Umówiłyśmy się w Katowicach w Parku Kościuszki, w którym nie byłam wieki na małe co nie co jedzeniowe. Z tego małego ” co nie co” zrobiło się oczywiście obżarstwo. Park Kościuszki jest słynny z Wieży Spadochronowej, której we wrześniu 1939 roku bronili polscy harcerze. Ponieważ miałam trochę czasu podeszłam naturalnie do niej i mamy ją na fotkach .

W parku wiosennie a jak było ciepło widać po tym panu biegnącym rozebranym przez alejki.

Kiedyś przed laty była tu restauracja ” Zielone Oczko”. Teraz zamieniła się w „Patio Park” słynące z doskonałej kuchni.

A co zachwyciło moje kubki smakowe? Oczywiście barszcz z kołdunami, sałatka z grillowaną wołowiną a na deser Pavlova, która uwielbiam. Po tych porcjach konieczny był spacer. Zrobiłyśmy dwa. Po Parku Kościuszki ze starą wciąż czekającą na odnowienie muszlą koncertową i sercem parku z pomnikiem poświęconym Kościuszce.

Posiedziałyśmy trochę na ławce, pogadałyśmy, a potem pojechałyśmy do Parku Róż, którego M. nie znała. To ten z wczorajszych fotek. Tam też spacer. Wróciłam do domu naładowana bardzo pozytywnie.

A jednak M. dała mi do myślenia podczas babskich zwierzeń. Delikatnie powiedziala, że za mało piszę o dobrych cechach V. I rzeczywiście. Zawsze tylko wylewam żale, kiedy nam się nie układa. A przecież ten wyjazd i pobyt bez kłopotów, to jego zasługa. Za jego kasę. Od dentysty, po zakupy i inne. I codzienne dwa telefony, żebym się nie martwiła, bo przecież najzdrowszym nie jest, a mieszka sam. I tu zaraz na samym początku przekonałam się, że przyjaźń nie zawsze ma takie samo oblicze. Dotyczy to mojej przyjaciółki we Włoszech. Zrobiła mi wielka przykrość swoim zachowaniem i już wiem, że nigdy nie będzie tak jak było. Najwyżej poprawnie. A poza tym nienawidzę jak w rozmowie ze mną padają słowa: ” czy cię k…a popier… liło”.

Osoba, która ma ambicje do dobrego wychowania. Od jakiegoś czasu widocznie towarzystwo innych pań jej nie posłużyło. Nabrała podobnych manier.

Może jestem stara i przewrażliwiona, ale to skutecznie mnie odrzuciło od relacji koleżeńskich.

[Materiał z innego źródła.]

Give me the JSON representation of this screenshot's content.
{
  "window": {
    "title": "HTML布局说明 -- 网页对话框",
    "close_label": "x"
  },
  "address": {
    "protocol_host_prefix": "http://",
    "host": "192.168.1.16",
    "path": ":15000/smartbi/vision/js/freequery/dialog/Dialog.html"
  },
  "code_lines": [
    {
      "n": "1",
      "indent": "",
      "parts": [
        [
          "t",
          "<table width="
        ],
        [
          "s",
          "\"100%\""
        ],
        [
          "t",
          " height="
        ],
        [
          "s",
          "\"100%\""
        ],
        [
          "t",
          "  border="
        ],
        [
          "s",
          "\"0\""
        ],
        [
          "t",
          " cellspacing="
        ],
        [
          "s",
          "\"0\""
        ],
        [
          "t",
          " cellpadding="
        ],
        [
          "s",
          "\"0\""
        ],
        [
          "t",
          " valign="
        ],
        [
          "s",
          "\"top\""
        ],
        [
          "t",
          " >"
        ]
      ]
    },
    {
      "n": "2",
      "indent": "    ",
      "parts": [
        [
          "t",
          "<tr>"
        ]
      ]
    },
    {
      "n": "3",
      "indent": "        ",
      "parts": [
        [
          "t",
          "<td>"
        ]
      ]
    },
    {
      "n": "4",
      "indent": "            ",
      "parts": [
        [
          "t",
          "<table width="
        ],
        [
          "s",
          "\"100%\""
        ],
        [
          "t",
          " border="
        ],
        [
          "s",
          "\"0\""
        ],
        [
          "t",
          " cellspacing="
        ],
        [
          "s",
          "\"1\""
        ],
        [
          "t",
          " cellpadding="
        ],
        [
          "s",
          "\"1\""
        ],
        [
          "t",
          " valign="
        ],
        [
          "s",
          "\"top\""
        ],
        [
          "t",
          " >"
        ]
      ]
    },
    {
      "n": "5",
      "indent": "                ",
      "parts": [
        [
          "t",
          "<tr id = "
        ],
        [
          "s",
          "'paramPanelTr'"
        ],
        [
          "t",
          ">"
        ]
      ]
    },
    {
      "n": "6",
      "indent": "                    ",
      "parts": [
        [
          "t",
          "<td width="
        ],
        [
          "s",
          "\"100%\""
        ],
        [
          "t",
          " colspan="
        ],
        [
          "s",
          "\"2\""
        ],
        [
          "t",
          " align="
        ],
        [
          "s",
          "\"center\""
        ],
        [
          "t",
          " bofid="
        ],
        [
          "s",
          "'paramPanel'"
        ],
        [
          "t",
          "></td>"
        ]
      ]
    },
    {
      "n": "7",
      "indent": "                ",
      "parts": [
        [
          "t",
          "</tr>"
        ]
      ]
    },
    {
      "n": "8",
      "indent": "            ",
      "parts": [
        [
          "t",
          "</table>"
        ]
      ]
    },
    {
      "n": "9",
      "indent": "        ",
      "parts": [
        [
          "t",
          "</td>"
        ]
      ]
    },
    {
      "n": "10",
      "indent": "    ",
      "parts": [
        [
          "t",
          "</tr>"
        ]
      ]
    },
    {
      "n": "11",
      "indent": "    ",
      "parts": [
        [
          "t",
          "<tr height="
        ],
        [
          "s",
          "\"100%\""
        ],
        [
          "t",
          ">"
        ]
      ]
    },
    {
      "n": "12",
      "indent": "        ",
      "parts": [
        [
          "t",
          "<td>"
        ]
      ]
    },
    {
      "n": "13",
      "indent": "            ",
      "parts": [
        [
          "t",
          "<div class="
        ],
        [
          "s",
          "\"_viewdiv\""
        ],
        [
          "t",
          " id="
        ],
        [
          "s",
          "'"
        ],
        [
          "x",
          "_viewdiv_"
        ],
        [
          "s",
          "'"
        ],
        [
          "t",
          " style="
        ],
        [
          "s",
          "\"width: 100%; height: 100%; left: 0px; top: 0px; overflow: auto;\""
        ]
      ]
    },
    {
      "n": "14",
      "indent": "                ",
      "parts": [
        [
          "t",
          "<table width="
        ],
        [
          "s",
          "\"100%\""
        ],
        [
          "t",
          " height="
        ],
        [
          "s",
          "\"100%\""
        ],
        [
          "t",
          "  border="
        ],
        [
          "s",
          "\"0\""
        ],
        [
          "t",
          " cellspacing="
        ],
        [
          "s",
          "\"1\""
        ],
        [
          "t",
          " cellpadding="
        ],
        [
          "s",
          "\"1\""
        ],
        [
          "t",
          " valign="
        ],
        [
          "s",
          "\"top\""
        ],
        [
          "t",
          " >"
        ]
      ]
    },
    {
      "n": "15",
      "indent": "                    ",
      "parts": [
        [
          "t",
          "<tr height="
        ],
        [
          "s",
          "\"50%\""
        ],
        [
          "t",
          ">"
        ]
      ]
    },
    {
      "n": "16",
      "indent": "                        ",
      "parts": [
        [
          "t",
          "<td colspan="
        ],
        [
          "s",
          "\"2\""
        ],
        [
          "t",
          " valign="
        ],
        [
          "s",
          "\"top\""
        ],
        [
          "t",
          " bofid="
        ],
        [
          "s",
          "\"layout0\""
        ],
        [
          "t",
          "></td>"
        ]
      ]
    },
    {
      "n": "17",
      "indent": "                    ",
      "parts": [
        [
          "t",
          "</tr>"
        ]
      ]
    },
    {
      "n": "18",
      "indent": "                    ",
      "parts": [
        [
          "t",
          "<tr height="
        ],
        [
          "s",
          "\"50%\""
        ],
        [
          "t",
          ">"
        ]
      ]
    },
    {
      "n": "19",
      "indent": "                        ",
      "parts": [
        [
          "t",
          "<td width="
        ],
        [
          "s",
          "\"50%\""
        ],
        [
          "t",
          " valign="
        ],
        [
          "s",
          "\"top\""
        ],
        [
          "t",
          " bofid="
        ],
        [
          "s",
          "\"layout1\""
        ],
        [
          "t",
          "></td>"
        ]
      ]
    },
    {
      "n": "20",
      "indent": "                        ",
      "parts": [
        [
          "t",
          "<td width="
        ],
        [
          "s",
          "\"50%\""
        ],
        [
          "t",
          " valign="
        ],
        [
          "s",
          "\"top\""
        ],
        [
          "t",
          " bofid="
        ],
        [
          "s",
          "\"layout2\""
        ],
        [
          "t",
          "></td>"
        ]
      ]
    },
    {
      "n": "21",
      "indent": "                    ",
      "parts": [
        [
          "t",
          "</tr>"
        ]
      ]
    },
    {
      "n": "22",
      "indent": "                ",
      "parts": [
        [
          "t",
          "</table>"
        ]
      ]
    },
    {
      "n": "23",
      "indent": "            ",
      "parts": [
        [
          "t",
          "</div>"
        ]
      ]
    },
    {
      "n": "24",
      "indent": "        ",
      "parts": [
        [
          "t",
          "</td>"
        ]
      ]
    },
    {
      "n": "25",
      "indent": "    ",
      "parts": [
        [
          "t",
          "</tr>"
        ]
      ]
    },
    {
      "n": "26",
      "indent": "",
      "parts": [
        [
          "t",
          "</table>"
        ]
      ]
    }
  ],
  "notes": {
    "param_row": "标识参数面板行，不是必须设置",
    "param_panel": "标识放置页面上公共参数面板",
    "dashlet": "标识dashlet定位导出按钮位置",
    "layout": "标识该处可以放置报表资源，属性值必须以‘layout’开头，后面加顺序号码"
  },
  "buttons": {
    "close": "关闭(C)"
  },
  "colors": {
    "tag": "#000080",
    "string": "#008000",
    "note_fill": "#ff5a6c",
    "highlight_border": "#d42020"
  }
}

Wracam więc do V., bo to on jest moją Italią. To on trzyma mnie w tym kraju. Bez względu na wzgląd jesteśmy skazani na siebie ” Na dobre i na złe”.

Właśnie przed chwila zadzwonił mój przewoźnik, że będzie jutro późnym wieczorem po mnie. Jeszcze jeden pełny dzień i jutrzejszy już pod hasłem ” wyjazd”.

Czas pakować walizkę i ogarnąć logistykę.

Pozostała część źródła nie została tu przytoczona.